You can choose the color palette for your plots for [Matplotlib](https://matplotlib.org/stable/gallery/color/colormap_reference.html), [Seaborn](https://seaborn.pydata.org/tutorial/color_palettes.html) and [Plotly](https://plotly.com/python/discrete-color/).

## Part 1 instructions
- For each exercice, think about the data at your disposal and choose what you want to plot: what are you looking for in your exploration ?
- Choose the most appropriate graph for your needs
- Write down any insight you may find
- Feel free to add other variables to your analysis at any time

**We recommend the use of Seaborn for data exploration. Matplotlib is also a good option. Plotly can be a little more complex to implement but provides interactive graphs that you can experiment with if you have extra time.**

## Exercice 1: Exploring a categorical feature
The objective of this section is to choose and build an appropriate graph for a categorical feature.

Here are some suggestions:
- What is the composition of movie genres in your dataframe ?
- What about the production country, or language of the movie ?

What kind of insights can you draw from your graphs ?

For example, can you tell if there is any dominant country of production ?

In [1]:
# Create at least one graph to explore a categorical feature



## Exercice 2: Exploring a numerical feature

The objective of this section is to choose and build an appropriate graph for a numerical feature.

Here are some suggestions:
- How is the amount of sales distributed ?
- What about the duration of the movies ?

What kind of insights can you draw from your graphs ?

Feel free to cross your analyses with other variables.

For example, can you tell if the distribution of budgets is different depending on the country of production ?

In [10]:
# Create at least one graph to explore a numerical feature



## Exercice 3: Combining multiple variables

The objective of this section is to focus on graphs combining at least 2 different variables (of any type).

What interesting insight can you find by combining multiple features on your graphs ?

Here are some suggestions:
- Evolution of numerical a variable over time
- Composition of a categorical variable over time
- An insightful graph combining 3 or more variables while staying easy to understand

In [11]:
# Create at least one insightful graph combining multiple features.
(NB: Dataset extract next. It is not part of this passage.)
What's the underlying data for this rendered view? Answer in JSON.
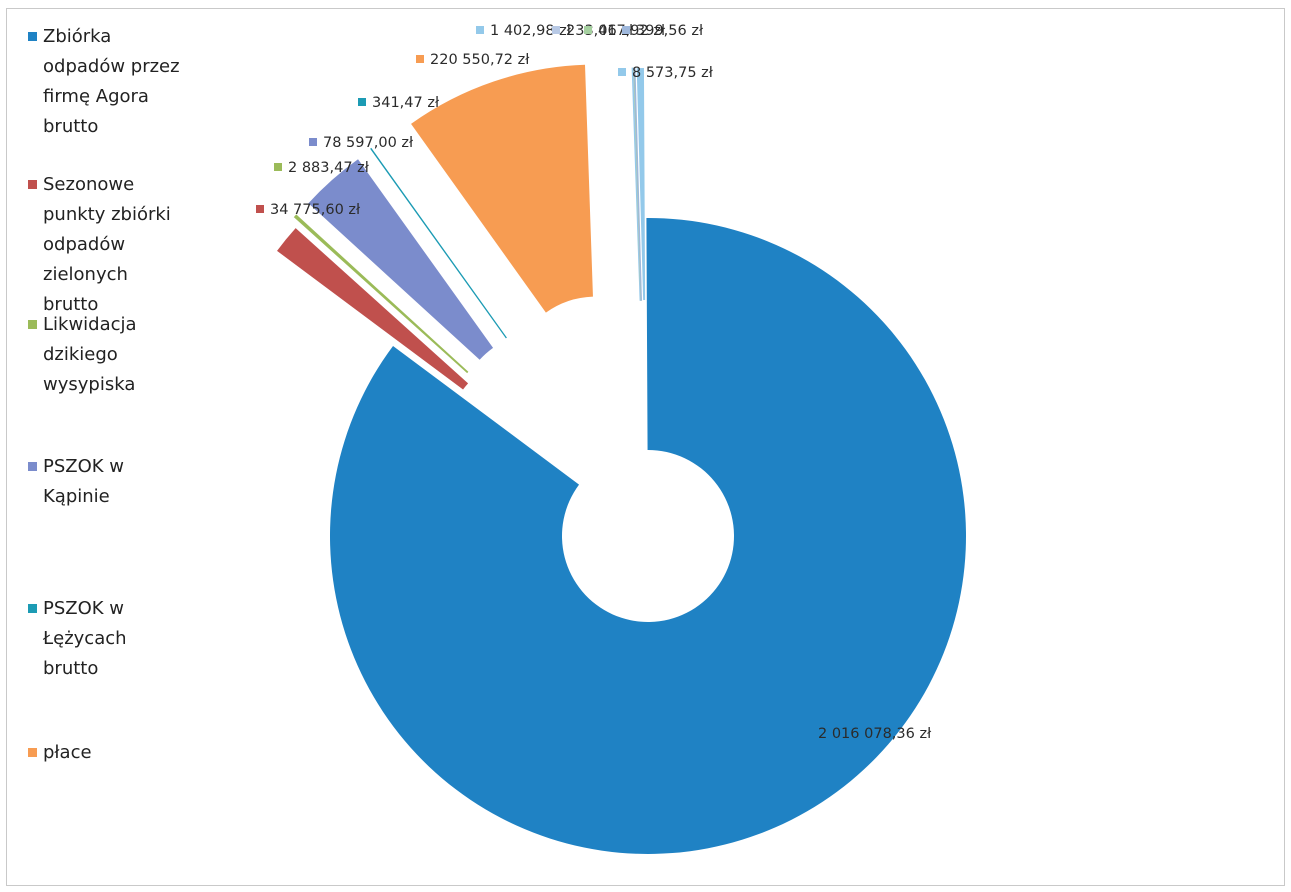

## [OPTIONNAL] To go further

If you've finished early, try to build interactive graphs with Plotly

In [12]:
# Feel free to experiment with Plotly to build interactive visuals



# Part 2 - Restitution of model results

The objective of this section is to analyse the performance of the machine learning model that generated predictions in the ``sales_predicted`` column.

**IMPORTANT NOTE**: When exploring data, it's not uncommon to create graphs with no obvious insights. However, when you are sharing your results, you need to make sure that each graph carries a clear messages.
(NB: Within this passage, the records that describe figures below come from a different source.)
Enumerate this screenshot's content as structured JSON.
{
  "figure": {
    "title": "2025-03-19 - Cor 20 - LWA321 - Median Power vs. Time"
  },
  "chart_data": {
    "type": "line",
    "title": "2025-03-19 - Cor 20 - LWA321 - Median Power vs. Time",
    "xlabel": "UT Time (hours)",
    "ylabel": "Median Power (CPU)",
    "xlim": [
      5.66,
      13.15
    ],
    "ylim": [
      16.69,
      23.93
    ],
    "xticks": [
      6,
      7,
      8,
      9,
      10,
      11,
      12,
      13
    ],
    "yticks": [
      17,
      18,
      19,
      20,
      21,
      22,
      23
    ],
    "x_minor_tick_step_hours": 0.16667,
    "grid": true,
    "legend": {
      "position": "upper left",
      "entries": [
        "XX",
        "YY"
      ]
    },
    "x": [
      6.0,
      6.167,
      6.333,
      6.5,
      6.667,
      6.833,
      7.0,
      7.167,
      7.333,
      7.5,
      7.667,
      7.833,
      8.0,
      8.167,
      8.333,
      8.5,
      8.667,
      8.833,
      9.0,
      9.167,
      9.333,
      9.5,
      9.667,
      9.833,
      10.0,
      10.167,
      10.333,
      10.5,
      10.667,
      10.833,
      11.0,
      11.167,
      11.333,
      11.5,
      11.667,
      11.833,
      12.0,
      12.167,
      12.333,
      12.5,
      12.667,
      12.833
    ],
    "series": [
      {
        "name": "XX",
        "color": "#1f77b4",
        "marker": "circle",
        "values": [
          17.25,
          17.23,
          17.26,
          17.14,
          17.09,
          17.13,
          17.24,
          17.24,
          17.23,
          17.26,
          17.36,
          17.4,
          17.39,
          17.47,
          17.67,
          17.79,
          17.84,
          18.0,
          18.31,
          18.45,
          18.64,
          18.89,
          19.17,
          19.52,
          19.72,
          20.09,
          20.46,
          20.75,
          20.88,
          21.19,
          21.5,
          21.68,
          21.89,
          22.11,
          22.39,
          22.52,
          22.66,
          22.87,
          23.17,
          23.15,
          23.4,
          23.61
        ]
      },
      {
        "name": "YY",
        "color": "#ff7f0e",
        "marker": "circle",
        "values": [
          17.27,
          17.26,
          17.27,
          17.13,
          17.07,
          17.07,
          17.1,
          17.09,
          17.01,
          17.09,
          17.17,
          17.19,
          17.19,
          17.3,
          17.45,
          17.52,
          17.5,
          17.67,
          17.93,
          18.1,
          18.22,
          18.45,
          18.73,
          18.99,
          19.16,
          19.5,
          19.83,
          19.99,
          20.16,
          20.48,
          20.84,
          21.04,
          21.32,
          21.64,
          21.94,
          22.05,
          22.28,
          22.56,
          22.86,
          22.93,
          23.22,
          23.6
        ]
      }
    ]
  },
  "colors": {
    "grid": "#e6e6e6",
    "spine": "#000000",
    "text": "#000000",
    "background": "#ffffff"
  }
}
The quality of each prediction can be described by its **percentage error** or its **absolute percentage error**. To quantify model performance, the idea is to aggregate these metrics on various subsets of the dataset.

To save time, we already computed some metrics for you to analyze your results, but feel free to add more if you have enough time.

In [7]:
# Compute prediction errors
df['percent_error'] = (df['sales'] - df['sales_predicted']) / df['sales']
df['abs_percent_error'] = abs(df['percent_error'])

In [14]:
# Create as many graphs as you want to provide the most insights about the performances of the predictions.
# Try to evaluate the performances globally but also try to find interesting insights by crossing variables.